Not Much Difference Between Insomnia and Hours of Normal Sleep

Getting less and less sleep?  Congratulations.  You've evolved to a human.

Humans get by on significantly less sleep than our closest animal relatives. The secret, according to a new study, is that our sleep is more efficient.

Researchers from Duke University scoured the scientific literature and compiled a database of slumber patterns across hundreds of mammals including 21 species of primates -- from baboons and lemurs to orangutans, chimpanzees and people. They then used statistical techniques to account for each species' position in the primate family tree.

They found that humans are exceptionally short sleepers -- getting by on an average of seven hours of sleep a night, whereas other primate species, such as southern pig-tailed macaques and gray mouse lemurs, need as many as 14 to 17 hours.

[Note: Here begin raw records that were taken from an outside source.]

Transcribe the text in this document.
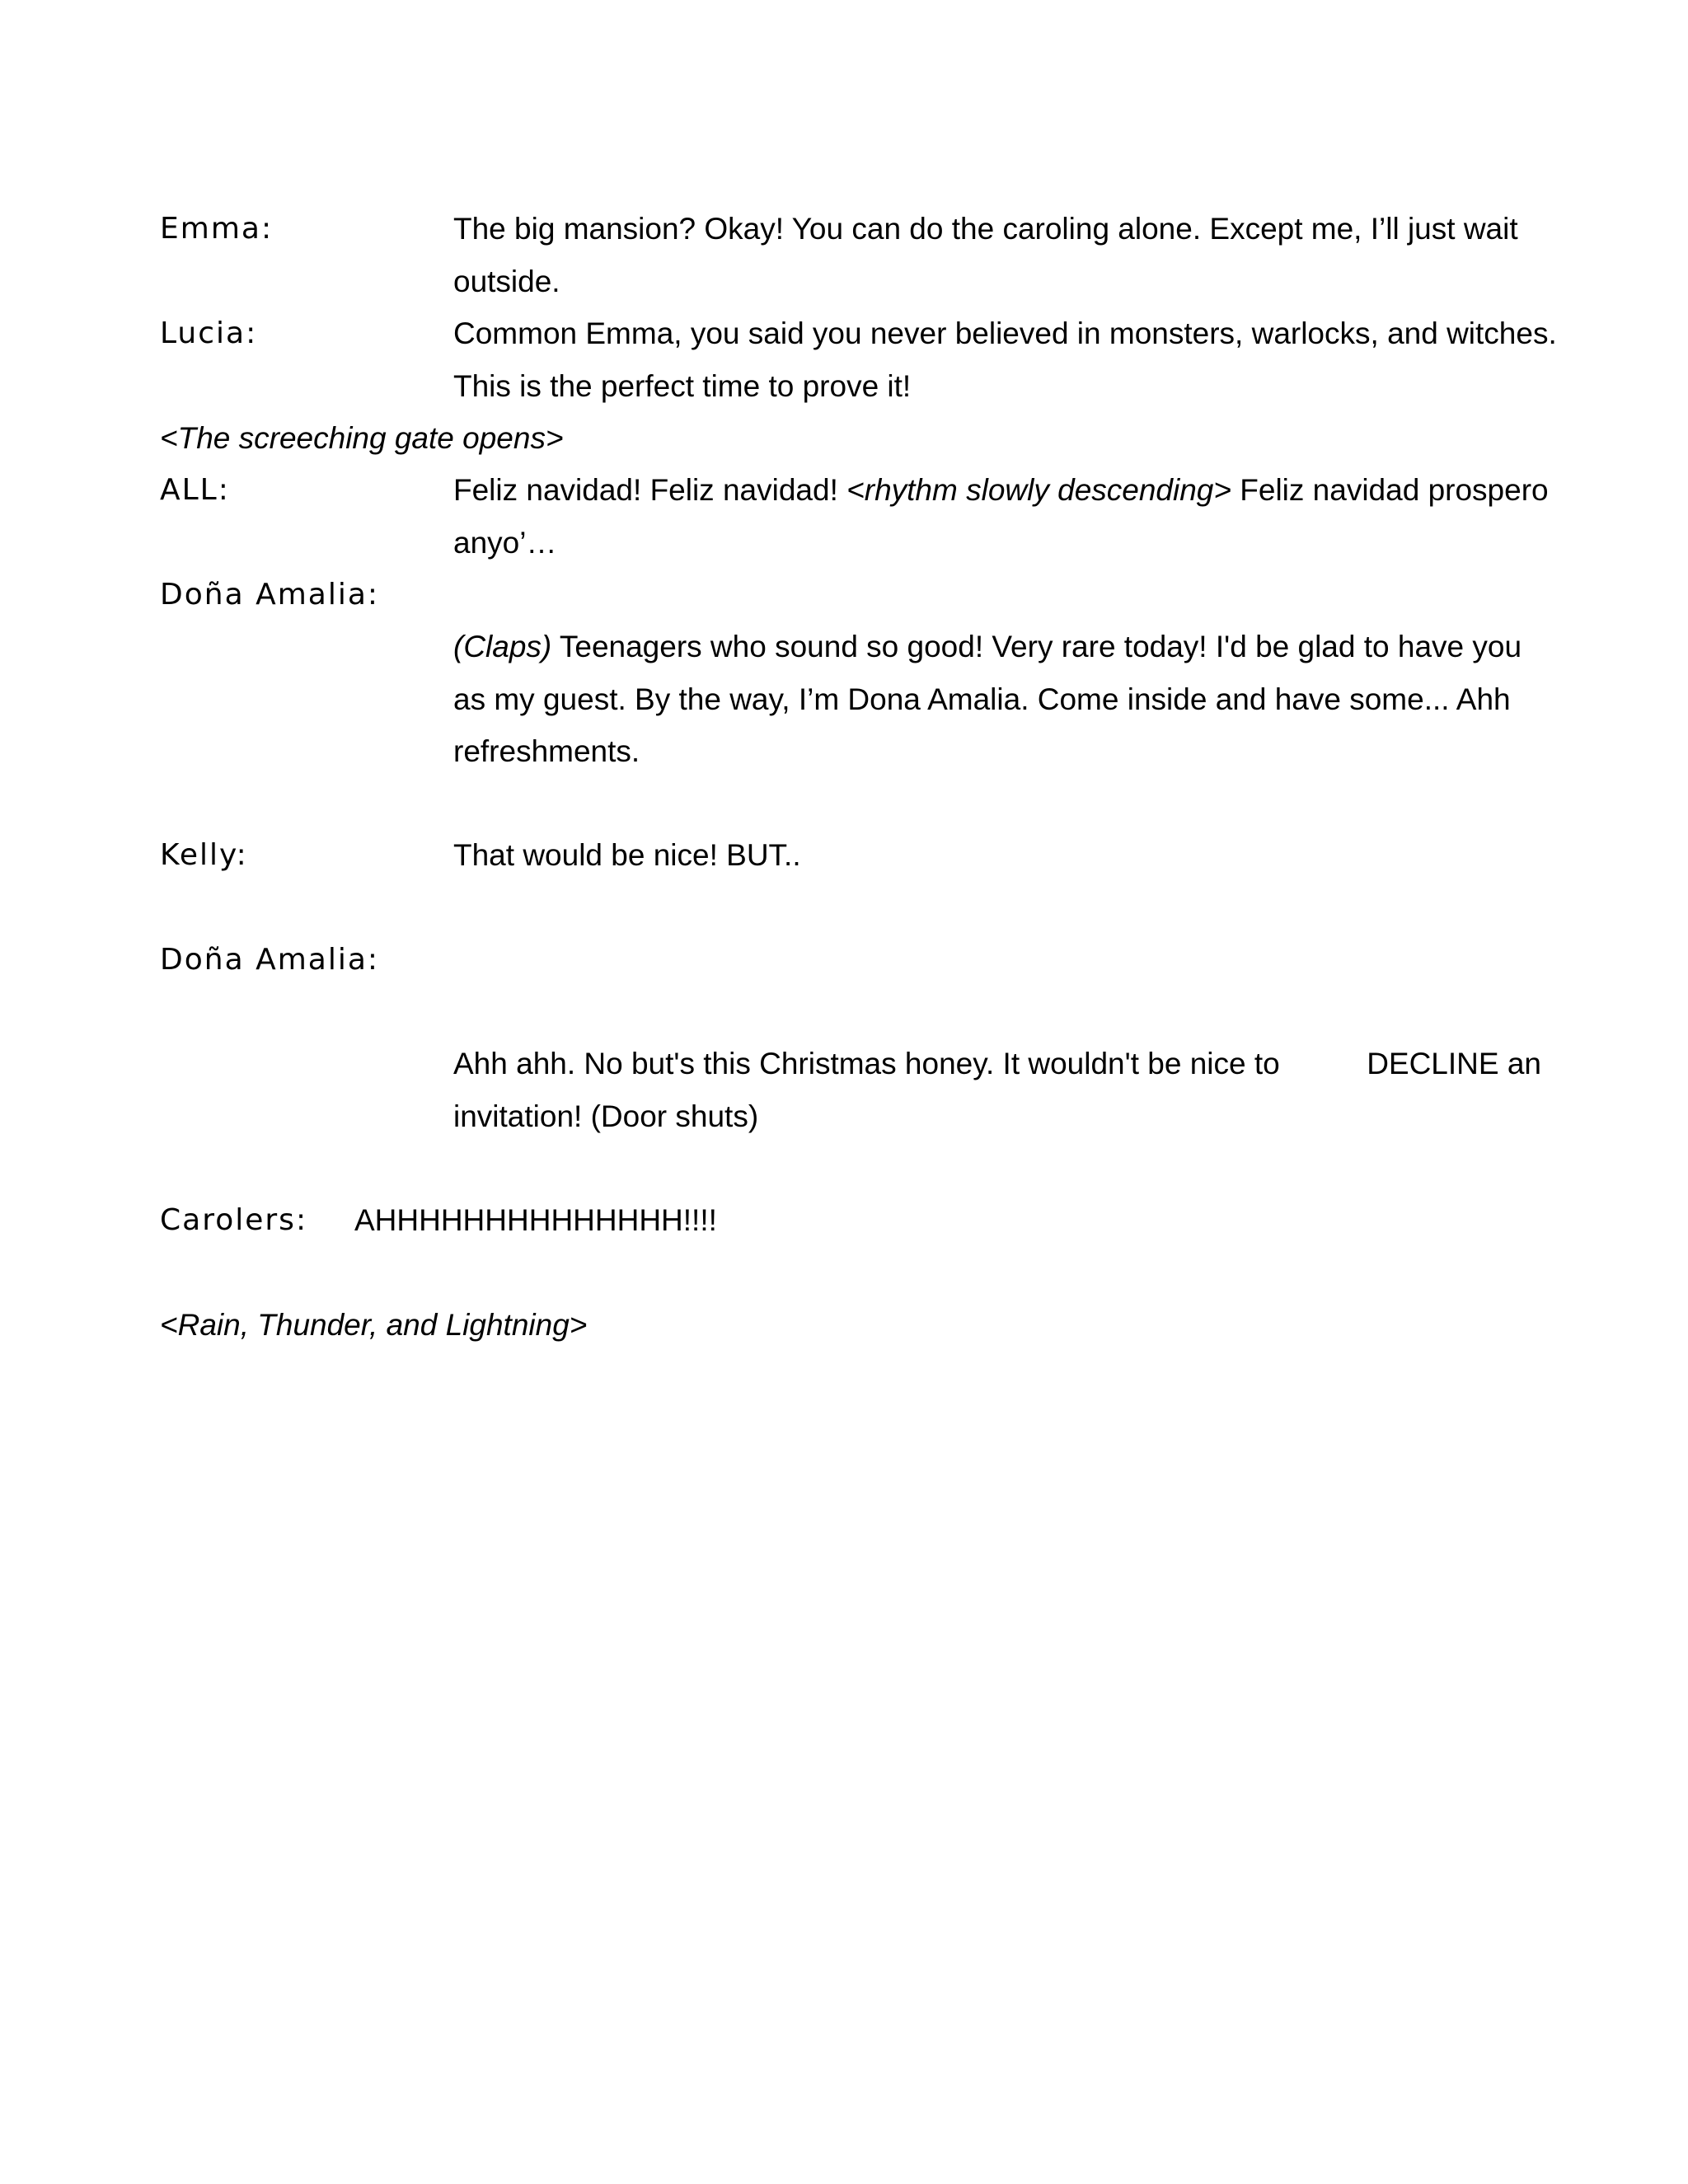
Emma:	The big mansion? Okay! You can do the caroling alone. Except me, I’ll just wait
outside.
Lucia:	Common Emma, you said you never believed in monsters, warlocks, and witches.
This is the perfect time to prove it!
<The screeching gate opens>
ALL:	Feliz navidad! Feliz navidad! <rhythm slowly descending> Feliz navidad prospero
anyo’…
Doña Amalia:
(Claps) Teenagers who sound so good! Very rare today! I'd be glad to have you
as my guest. By the way, I’m Dona Amalia. Come inside and have some... Ahh
refreshments.
Kelly:	That would be nice! BUT..
Doña Amalia:
Ahh ahh. No but's this Christmas honey. It wouldn't be nice to	DECLINE an
invitation! (Door shuts)
Carolers: AHHHHHHHHHHHHHH!!!!
<Rain, Thunder, and Lightning>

 Now, I don't particularly care much about the sleep habits of southern pig-tailed macaques, I find it interesting that they make out better than us at night (we won't go anywhere else with that).

But here's the reason why: our sleep tends to be more efficient, meaning we spend a smaller proportion of time in light stages of sleep, and more of our sleep time in deeper stages of sleep. A dream state called rapid eye movement sleep, or REM, for example, makes up nearly 25 percent of our overall sleep. But in primates such as mouse lemurs, mongoose lemurs and African green monkeys, REM sleep barely climbs above five percent.

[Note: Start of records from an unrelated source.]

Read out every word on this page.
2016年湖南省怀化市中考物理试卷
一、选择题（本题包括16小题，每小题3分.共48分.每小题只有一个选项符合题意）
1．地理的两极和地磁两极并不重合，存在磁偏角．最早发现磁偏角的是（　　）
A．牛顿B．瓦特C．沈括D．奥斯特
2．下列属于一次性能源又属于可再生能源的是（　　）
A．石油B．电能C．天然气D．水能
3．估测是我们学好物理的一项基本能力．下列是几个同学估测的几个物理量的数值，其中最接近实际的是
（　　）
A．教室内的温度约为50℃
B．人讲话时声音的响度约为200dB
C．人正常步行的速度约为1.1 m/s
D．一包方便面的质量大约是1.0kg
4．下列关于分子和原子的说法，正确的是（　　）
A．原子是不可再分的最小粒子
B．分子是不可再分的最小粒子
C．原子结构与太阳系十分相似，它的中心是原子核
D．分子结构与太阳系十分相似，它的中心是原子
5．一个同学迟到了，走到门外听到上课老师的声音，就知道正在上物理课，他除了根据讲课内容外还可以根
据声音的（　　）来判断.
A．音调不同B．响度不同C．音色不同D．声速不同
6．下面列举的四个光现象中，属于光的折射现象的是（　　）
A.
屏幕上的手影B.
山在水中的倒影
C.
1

"Humans are unique in having shorter, higher quality sleep," says anthropologist and study co-author David Samson of Duke, who logged nearly 2,000 hours watching orangutans in REM and non-REM sleep as part of his dissertation research prior to coming to Duke, at newswise.com.

 The human sleep gap isn't merely the result of round-the-clock access to artificial light from streetlamps and computer screens, the researchers say. A separate study of the sleep habits of people living in three hunter-gatherer societies without electricity in Tanzania, Namibia and Bolivia found they get slightly less shut-eye than those of us with electronic gadgets.

If artificial light and other aspects of modern life were solely responsible for shortening our sleep, we'd expect hunter-gatherer societies without access to electricity to sleep more, Samson says -- though I've never had a better night's sleep than during two long blackouts.

The researchers attribute the shift towards shorter, more efficient sleep in part to the transition from sleeping in "beds" in the trees, as our early human ancestors probably did, to sleeping on the ground as we do today.
Once on the ground, Samson said, early humans likely started sleeping near fire and in larger groups in order to keep warm and ward off predators such as leopards and hyenas -- habits which could have enabled our ancestors to get the most out of their sleep in the shortest time possible.

So, insomniacs, take heart.  We're right behind you.